レイも銀剣を抜き払い、同時にパリエルの一太刀を受け止めると二度、三度と剣を切り結んだ。
流石に王家育ちだけあってパリエルも手強く見えたが、レイは明らかに手加減していた。 パリエルは腐っても王子だ。隙を見て格闘で怯ませ、取り押さえようと目論んでいるようだった。
そして、パリエルの剣を切り返した所で、業を煮やしたパリエルがサーベルを振り回し、レイが避け、その近くにあった張り詰めたロープを断ってしまった。
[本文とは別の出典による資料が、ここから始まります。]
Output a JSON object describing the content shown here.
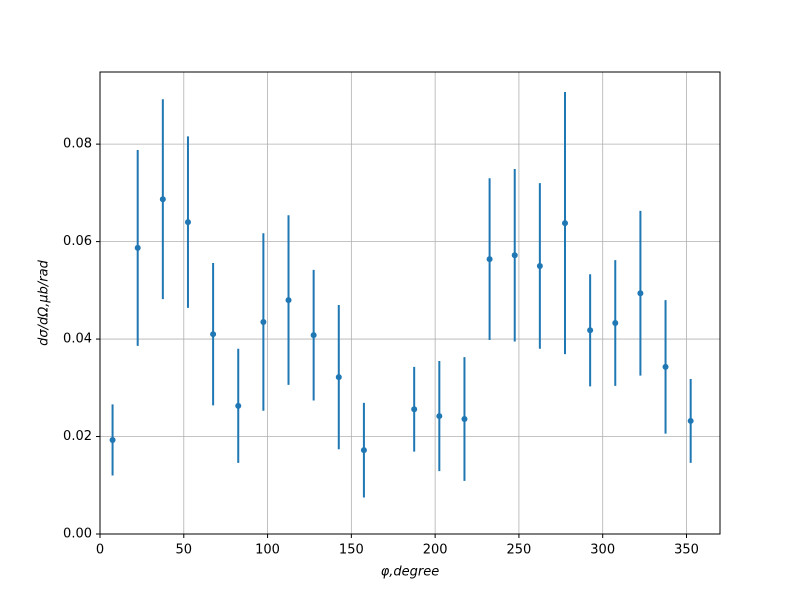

…そのロープは時計盤メンテナンスの為に高所に結わえ留められていた即席の足場に繋がっていた。 足場である連ねた丸太が支えを失い、振り子のように凄まじいスピードで向かってくるが、レイは宙に身を翻して避けた。 しかしパリエルは反応できず、木製の足場に胴を直撃されて吹き飛ばされ…螺旋階段の続く時計塔から悲鳴を上げながら落下していった。…悲鳴はすぐに聞こえなくなった。
「なっ……で、殿下ッ!?」
レイが愕然として手すりに駆けつけて身を乗り出し、落下していったパリエルを見ていたが…やがて諦めたようにかぶりを振って、憂鬱な溜息を吐いた。
そして、エレザを振り返って駆け戻った。
「エレザ、大丈夫かッ!?」
エレザはレイに抱きついた。三年を経て更に逞しく、大きくなったレイの体がエレザを抱き留めた。
…大変な再会になってしまった。 だが、今はただレイに抱きついてすすり泣く事しかできなかった。